Wednesday, 1 April 2020

The Philistine: A Periodical of Protest

The Philistine: A Periodical of Protest. Vol. 21. ed. Elbert Hubbard (June--Nov. 1905). The Society of Philistines, Aurora, New York. Hand-bound Hardcover 16-mo., 193 pp.


  
The Philistine was an American journal published by the Society of Philistines, a collective working in the Aestheticist-Socialist tradition most famously exemplified in Britain by Oscar Wilde and William Morris. In fact, here is a contemporary description from an earlier issue of The Philistine of its editor, the satirist, activist and bookmaker Elbert Hubbard, calling him the "American William Morris." Inspired by the agrarian socialism of Morris and the British Arts & Crafts movement, Hubbard founded the utopian community at Roycroft in New York, which thrived for twenty years until Hubbard was killed in the sinking of the RMS Lusitania, which precipitated US entry into World War I. Toward the end of his life however, Hubbard drifted toward the right in economic matters, becoming an advocate for Free Trade.

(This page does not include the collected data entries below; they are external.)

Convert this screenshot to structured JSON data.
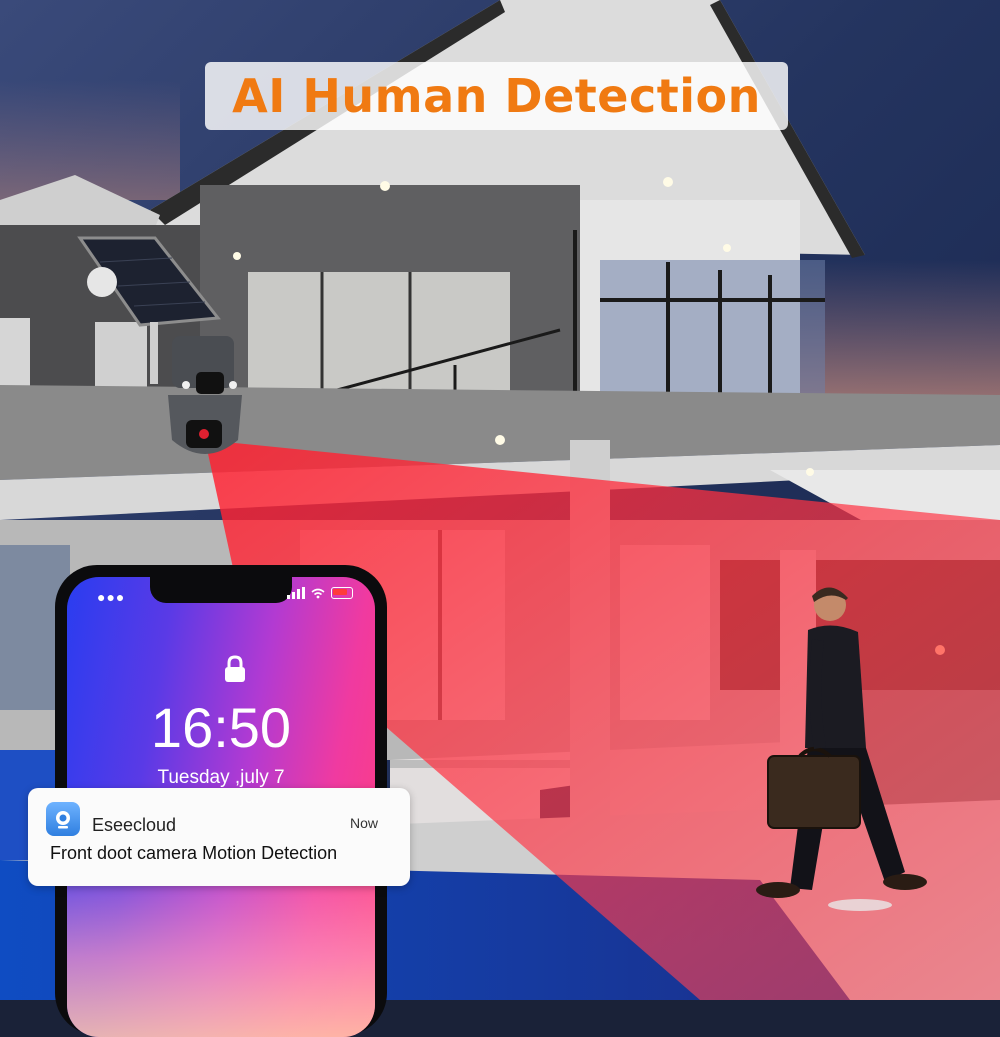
{
  "headline": "AI Human Detection",
  "phone": {
    "lock_time": "16:50",
    "lock_date": "Tuesday ,july 7"
  },
  "notification": {
    "app_name": "Eseecloud",
    "time": "Now",
    "message": "Front doot camera Motion Detection"
  },
  "colors": {
    "headline": "#f07a12",
    "detection_beam": "#ff2e3a"
  }
}
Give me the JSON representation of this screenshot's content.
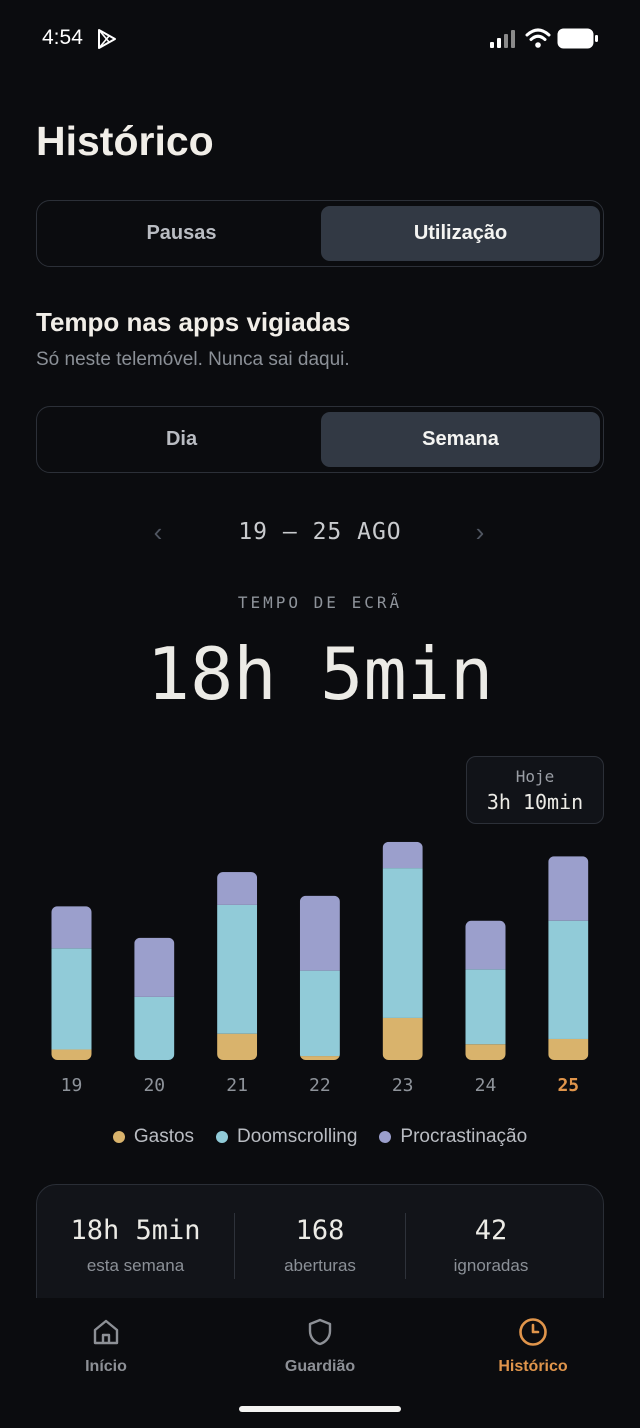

Beautifully designed and hand-printed on letterpress, each copy was wrapped in rough butcher-paper. Hubbard used the journal to attack all aspects of establishment culture, soaked in tongue-in-cheek humour rife with gags and neologisms. (Here is an entry on Hubbard and the Philistine in the Encyclopedia of American Humorists.) In doing so, he made a great many enemies among mainstream American  intellectuals, as shown in this hateful obituary by an enemy. His thought and work is preserved and continued today by a group of bibliophiles called The Roycrofters.